What makes it a mess? Holidays raise expectations in everyone, expectations that even for adults are often not met and sometimes engender disappointment. Families usually try to get together—a good thing, of course, but also a challenging one. For children in treatment for their eating disorder, comments by well-intended (but frankly uninformed) relatives can cause pain and even panic: “You sure look better” (read “fatter”); or, “it’s nice to see you eating again”, or even (horrors!) “why honey, you are eating more than I am! That’s great!” Tears, meltdowns and tantrums can follow. Then there’s everyone joking about bingeing, a word now popularized by streaming video (“binge watching”): bingeing on cookies, bingeing on candy canes. People also talk thoughtlessly about their dieting. Not to mention the vicarious “eating” many people with anorexia nervosa report, where they spend a great deal of time cooking, and especially baking, treats for everyone else but don’t touch them themselves. There are well intended attempts to get our kids to eat treats (“Grandma made them especially for you”) which can result in guilt and subsequent attempts to restrict food intake and/or attempts to get rid of the sweets by exercising or even vomiting. Wow. We should ask ourselves, is it worth it?
So how to navigate this mess? Well, our only defense has been to think ahead. If you are in the throes of treatment, perhaps a single Christmas should be sacrificed for the sake of merry ones to come, once your child is well. If you have an large, unruly extended family (like I do), why not skip the big get-together this year? Have a quiet time at home with fewer people: play Monopoly, Scrabble, work a puzzle, volunteer at a shelter. If that is not your plan, and you choose to have the “Christmas as usual”, don’t let the structure of the days get lost. Since school is out, this is easy to do. Stick to regular meals, no skips, no binges. Refuse to let your child engage in “vicarious eating” projects—but have something fun for them to do to take their place. If your child is precarious medically, and struggling to gain weight, remember that shopping can involve hours of walking (and miles!), without anyone really noticing. Better to do it online. Celebrating with a plan will minimize panic and believe me, I am not making this stuff up; many parents could tell you stories of “Holiday meal panic” that might have been averted with a little more forethought. Easier said than done with everything else that’s going on, of course, but still necessary.

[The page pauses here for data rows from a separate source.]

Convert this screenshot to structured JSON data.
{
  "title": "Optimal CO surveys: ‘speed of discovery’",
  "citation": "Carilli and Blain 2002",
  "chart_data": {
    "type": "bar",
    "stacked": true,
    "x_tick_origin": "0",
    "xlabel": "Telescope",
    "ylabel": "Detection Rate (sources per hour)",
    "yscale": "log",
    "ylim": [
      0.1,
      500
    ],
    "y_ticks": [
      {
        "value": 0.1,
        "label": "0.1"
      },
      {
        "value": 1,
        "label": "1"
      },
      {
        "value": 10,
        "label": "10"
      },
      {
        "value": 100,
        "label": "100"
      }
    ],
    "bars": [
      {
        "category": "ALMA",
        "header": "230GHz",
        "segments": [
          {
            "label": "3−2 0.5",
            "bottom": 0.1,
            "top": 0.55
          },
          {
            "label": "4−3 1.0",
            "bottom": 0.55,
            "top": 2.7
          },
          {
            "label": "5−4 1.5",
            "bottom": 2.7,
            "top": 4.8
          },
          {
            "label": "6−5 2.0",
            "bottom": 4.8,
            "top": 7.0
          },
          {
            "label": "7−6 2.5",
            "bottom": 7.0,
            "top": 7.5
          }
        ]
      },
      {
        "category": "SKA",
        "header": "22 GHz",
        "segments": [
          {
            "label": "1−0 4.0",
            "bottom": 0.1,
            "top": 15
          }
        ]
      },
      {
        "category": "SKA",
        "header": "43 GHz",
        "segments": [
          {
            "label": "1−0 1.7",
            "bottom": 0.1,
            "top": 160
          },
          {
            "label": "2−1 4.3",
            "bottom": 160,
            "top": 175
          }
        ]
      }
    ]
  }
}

How to make lemonade of lemons from the mess and return to the joy? Whether you celebrate Christmas or not, just about everyone can get behind the values of gratitude and giving. So this Holiday season, this Christmas, can be celebrated not as a food fest but as one where even children can reflect on their family, their friends, their pets and their good fortune. We are lucky enough to live where we do, after all. Help younger children make presents that are meaningful to their recipients. Engage older kids in ideas about how they can give to their friends and families in ways that do not involve food (or buying stuff). For example, help them to focus away from food and towards decorating the house, the tree, the garden, their rooms. Help them to understand that there are children—many of them—who do not have what they do, and consider volunteering during this season: at an animal shelter, a church or school. Even if that doesn’t happen, the discussion about gratitude and family will stay with them. This is surely the real spirit we all wish to engender. And from this spirit, the joy.
And back to January, my favorite month. By January 1st, it’s all behind us. The slate is now clean, a new year of healing, hope and growth lies ahead of us. Let’s focus on that.